Detection Rate of Fast Radio Bursts in the Milky Way with BURSTT
Decmend Fang-Jie Ling, Tetsuya Hashimoto, Shotaro Yamasaki, Tomotsugu, Goto, Seong Jin Kim, Simon C.-C. Ho, Tiger Y.-Y. Hsiao, Yi Hang Valerie, Wong

TL;DR
This paper evaluates the potential of the BURSTT radio telescope to significantly increase the detection rate of Galactic fast radio bursts (FRBs) by simulating their occurrence and assessing the impact of telescope specifications.
Contribution
It introduces a simulation framework for Galactic FRBs and demonstrates that BURSTT could vastly improve detection rates compared to existing surveys, especially with upgraded sensitivity.
Findings
BURSTT could increase detection rates by over 100 times compared to STARE2 and GReX.
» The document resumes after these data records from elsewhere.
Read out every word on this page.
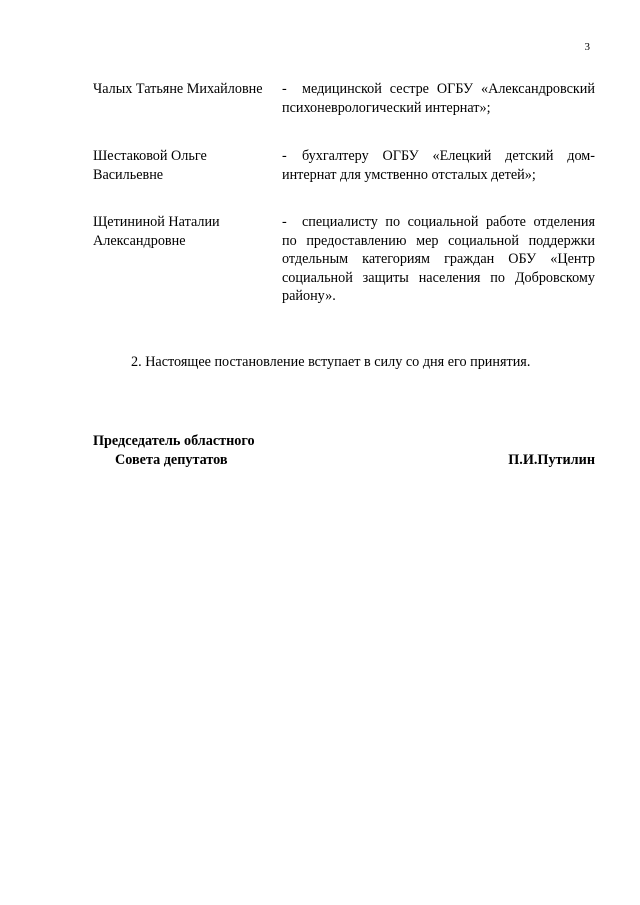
3
Чалых Татьяне Михайловне	- медицинской сестре ОГБУ «Александровский психоневрологический интернат»;
Шестаковой Ольге Васильевне
- бухгалтеру ОГБУ «Елецкий детский дом-интернат для умственно отсталых детей»;
Щетининой Наталии Александровне
- специалисту по социальной работе отделения по предоставлению мер социальной поддержки отдельным категориям граждан ОБУ «Центр социальной защиты населения по Добровскому району».
2. Настоящее постановление вступает в силу со дня его принятия.
Председатель областного
Совета депутатов	П.И.Путилин
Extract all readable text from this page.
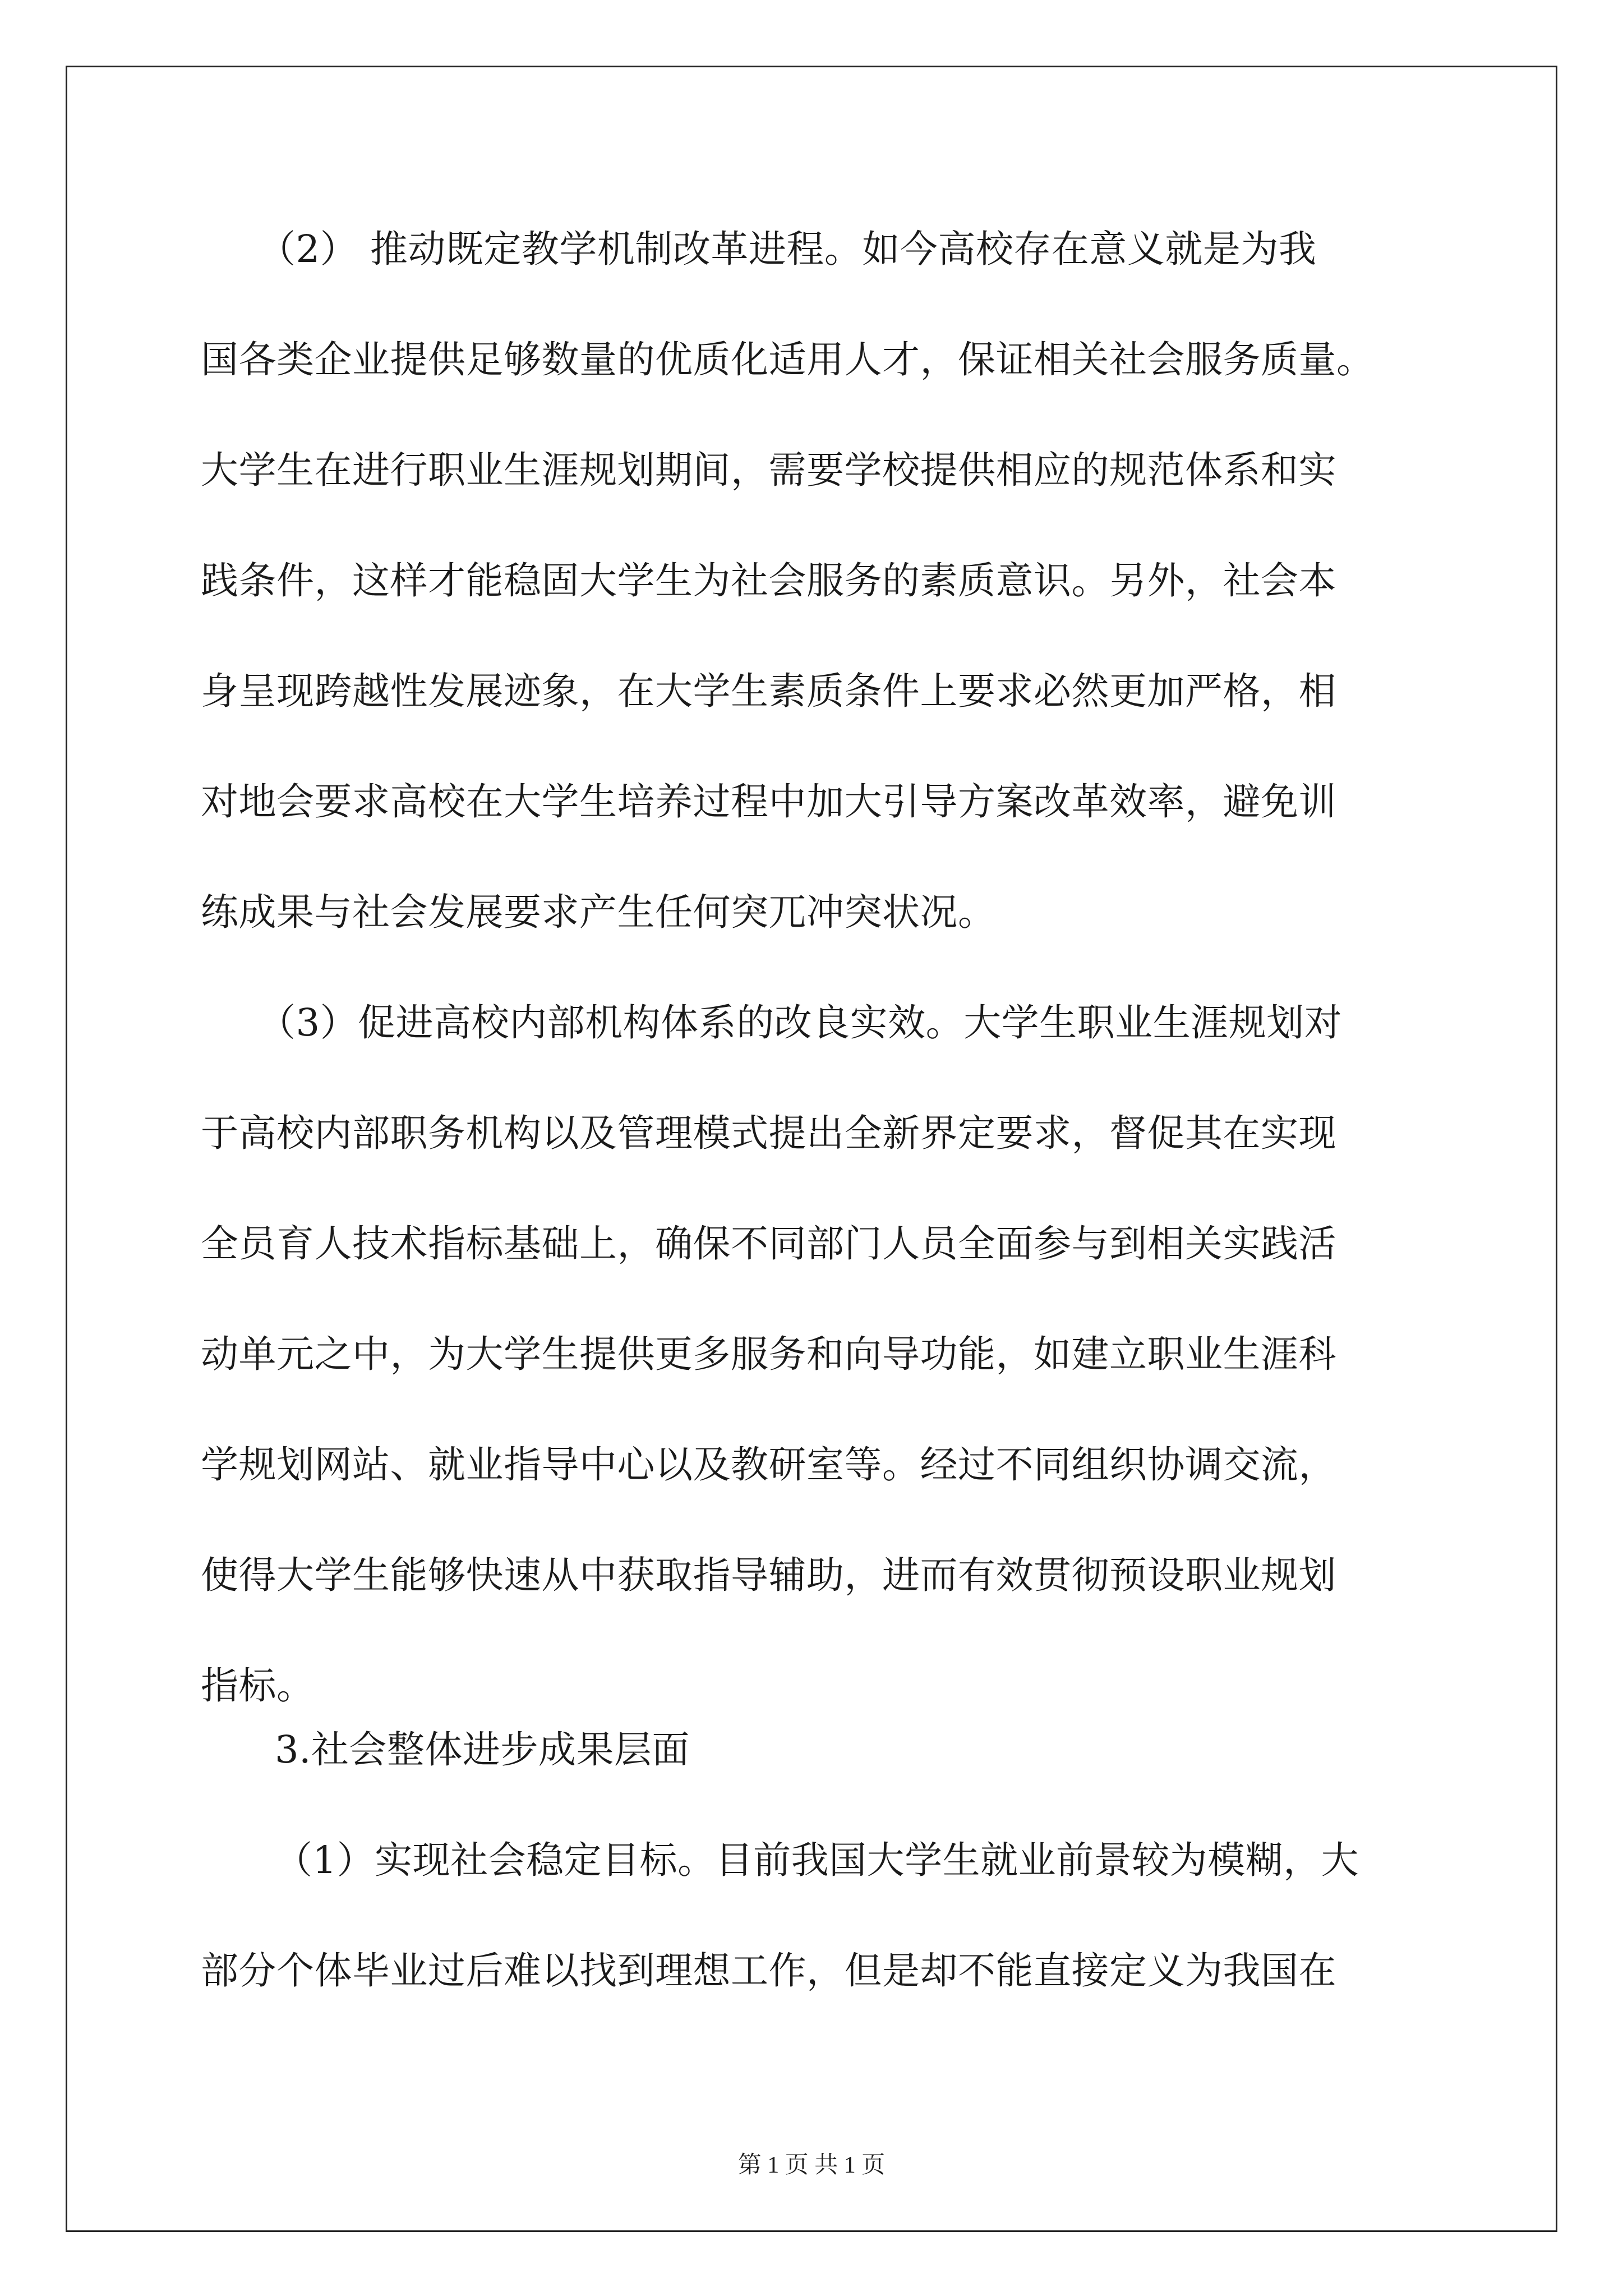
（2） 推动既定教学机制改革进程。如今高校存在意义就是为我
国各类企业提供足够数量的优质化适用人才，保证相关社会服务质量。
大学生在进行职业生涯规划期间，需要学校提供相应的规范体系和实
践条件，这样才能稳固大学生为社会服务的素质意识。另外，社会本
身呈现跨越性发展迹象，在大学生素质条件上要求必然更加严格，相
对地会要求高校在大学生培养过程中加大引导方案改革效率，避免训
练成果与社会发展要求产生任何突兀冲突状况。
（3）促进高校内部机构体系的改良实效。大学生职业生涯规划对
于高校内部职务机构以及管理模式提出全新界定要求，督促其在实现
全员育人技术指标基础上，确保不同部门人员全面参与到相关实践活
动单元之中，为大学生提供更多服务和向导功能，如建立职业生涯科
学规划网站、就业指导中心以及教研室等。经过不同组织协调交流，
使得大学生能够快速从中获取指导辅助，进而有效贯彻预设职业规划
指标。
3.社会整体进步成果层面
（1）实现社会稳定目标。目前我国大学生就业前景较为模糊，大
部分个体毕业过后难以找到理想工作，但是却不能直接定义为我国在
第 1 页 共 1 页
Higher sensitivity and better coverage significantly enhance detection capabilities.
The upgraded BURSTT-2048 could triple the detection of faint Galactic FRBs.
Abstract
Fast radio bursts (FRBs) are intense bursts of radio emission with durations of milliseconds. Although researchers have found them happening frequently all over the sky, they are still in the dark to understand what causes the phenomena because the existing radio observatories have encountered certain challenges during the discovery of FRB progenitors. The construction of Bustling Universe Radio Survey Telescope in Taiwan (BURSTT) is being proposed to solve these challenges. We simulate mock Galactic FRB-like events by applying a range of spatial distributions, pulse widths and luminosity functions. The effect of turbulent Interstellar Medium (ISM) on the detectability of FRB-like events within the Milky Way plane is considered to estimate the dispersion measure and pulse scattering of mock events. We evaluate the fraction of FRB-like events in the Milky Way that are detectable by…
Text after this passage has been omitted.